When the men in Harvard’s landmark study reached their 80s, researchers asked them one final question: What do you wish you had done differently?
Almost none of them said they wished they had worked harder.
The study that changed everything about how we understand aging
In 1938, Harvard researchers launched what would become the longest-running scientific study of adult life ever conducted. They recruited 724 men — college students and inner-city Boston youth — and followed them for the rest of their lives. They tracked their careers, marriages, health records, and happiness at regular intervals across eight decades.
The project is called the Harvard Study of Adult Development. Its current director, Dr. Robert Waldinger, a clinical professor of psychiatry at Harvard Medical School, has spent his career distilling what the data reveals.
His conclusion is both simple and quietly devastating.
What the data actually shows
“The most consistent finding we’ve learned through 85 years of study is: Positive relationships keep us happier, healthier, and help us live longer,” Waldinger has said. “Period.” CNBC
Not savings accounts. Not career titles. Not even genetics.
When researchers looked for the strongest predictor of who would thrive at age 80, they expected medical markers — cholesterol, blood pressure, BMI. Instead, the most powerful variable was how satisfied a person was with their close relationships at age 50. Nutritionn
Warm, stable relationships outperformed nearly every biological factor scientists assumed would dominate.
The finding that nobody saw coming
People who are more socially connected to family, friends, and community are happier, physically healthier, and live longer than people who are less well connected, according to Waldinger. On the flip side, loneliness is toxic. People who are more isolated than they want to be experience earlier health decline in midlife, faster deterioration in brain function, and shorter lives. Robert Waldinger
The health consequences of chronic loneliness are not abstract.

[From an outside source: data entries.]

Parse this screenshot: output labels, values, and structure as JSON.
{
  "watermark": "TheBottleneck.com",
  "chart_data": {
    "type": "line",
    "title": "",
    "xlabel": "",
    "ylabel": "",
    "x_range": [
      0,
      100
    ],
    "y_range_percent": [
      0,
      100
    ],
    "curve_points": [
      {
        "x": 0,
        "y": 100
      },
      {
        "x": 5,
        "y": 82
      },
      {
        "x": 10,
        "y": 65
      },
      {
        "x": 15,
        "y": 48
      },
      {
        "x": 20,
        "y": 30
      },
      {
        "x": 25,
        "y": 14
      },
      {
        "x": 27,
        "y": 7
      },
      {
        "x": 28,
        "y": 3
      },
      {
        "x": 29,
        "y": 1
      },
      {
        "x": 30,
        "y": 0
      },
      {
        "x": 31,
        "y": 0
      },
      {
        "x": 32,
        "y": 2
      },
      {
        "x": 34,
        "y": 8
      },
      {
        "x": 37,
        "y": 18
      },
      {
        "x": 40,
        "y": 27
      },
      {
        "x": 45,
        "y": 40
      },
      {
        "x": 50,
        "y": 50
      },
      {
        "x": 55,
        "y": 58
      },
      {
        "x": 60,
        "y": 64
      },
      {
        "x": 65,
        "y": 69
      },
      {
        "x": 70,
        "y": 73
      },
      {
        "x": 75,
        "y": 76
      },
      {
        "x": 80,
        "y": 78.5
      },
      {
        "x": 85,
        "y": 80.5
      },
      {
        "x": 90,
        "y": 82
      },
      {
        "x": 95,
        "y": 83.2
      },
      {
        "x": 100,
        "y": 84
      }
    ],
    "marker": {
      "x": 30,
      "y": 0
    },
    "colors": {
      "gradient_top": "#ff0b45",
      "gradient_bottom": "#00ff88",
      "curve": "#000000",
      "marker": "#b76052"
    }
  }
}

Studies have found that loneliness is as powerful a predictor of poor health as smoking half a pack of cigarettes a day, having high blood pressure, or being obese. It results in earlier cognitive and physical decline, stress-induced hypertension, impaired sleep, and decreased immune function. Harvard T.H. Chan School of Public Health
What we know — confirmed facts from the study
The Harvard Study of Adult Development has tracked participants since 1938 — now spanning over 85 years
Relationship quality at age 50 is a stronger predictor of health at 80 than cholesterol levels or blood pressure
Loneliness carries health risks comparable to smoking half a pack of cigarettes daily
People in happy relationships at 80 reported that physical pain did not diminish their emotional wellbeing; those in unhappy relationships experienced the opposite
When participants reached their 80s, the most common regret was not spending enough time with the people they loved — not working less or earning more
Findings were published in the 2023 New York Times bestseller The Good Life, co-authored by Waldinger and Harvard colleague Marc Schulz
A loneliness epidemic hiding in plain sight
Americans are spending more and more time alone, and more than a third reported experiencing serious loneliness in 2021. harvardstudy
Waldinger and many others believe this loneliness pandemic was accelerated by the digital revolution. “We’re all on our phones, on our screens, so much of the time that we neglect each other, and we neglect the world around us,” he has said. Harvard T.H. Chan School of Public Health
The irony is hard to miss. At the exact moment Americans have the most tools to connect, they are reporting record levels of disconnection.
Why this hits different after 80
The good news, according to researchers, is that it is never too late to build connections. According to the study’s data, people continue to develop, grow, and evolve throughout their entire lifespan — and life may actually become more fulfilling in older age. Liebert Pub
Good, warm, and close relationships have the ability to buffer people from some of the hardships of getting old, Waldinger explained. People in strong relationships who experienced physical pain in their 80s reported that their mood stayed just as positive — while those in unhappy relationships had their physical pain amplified by emotional distress. Robert Waldinger
The bottom line
Eight and a half decades of science points to one conclusion most people spend a lifetime avoiding: the quality of your relationships is the quality of your life.
When the study’s first round of participants reached their 80s and were asked what they were most proud of and what they wished they had done differently, the men said they wished they hadn’t spent as much time at work — but with the people they cared about. Harvard T.H. Chan School of Public Health
The richest investment most Americans can make costs nothing. It just requires showing up.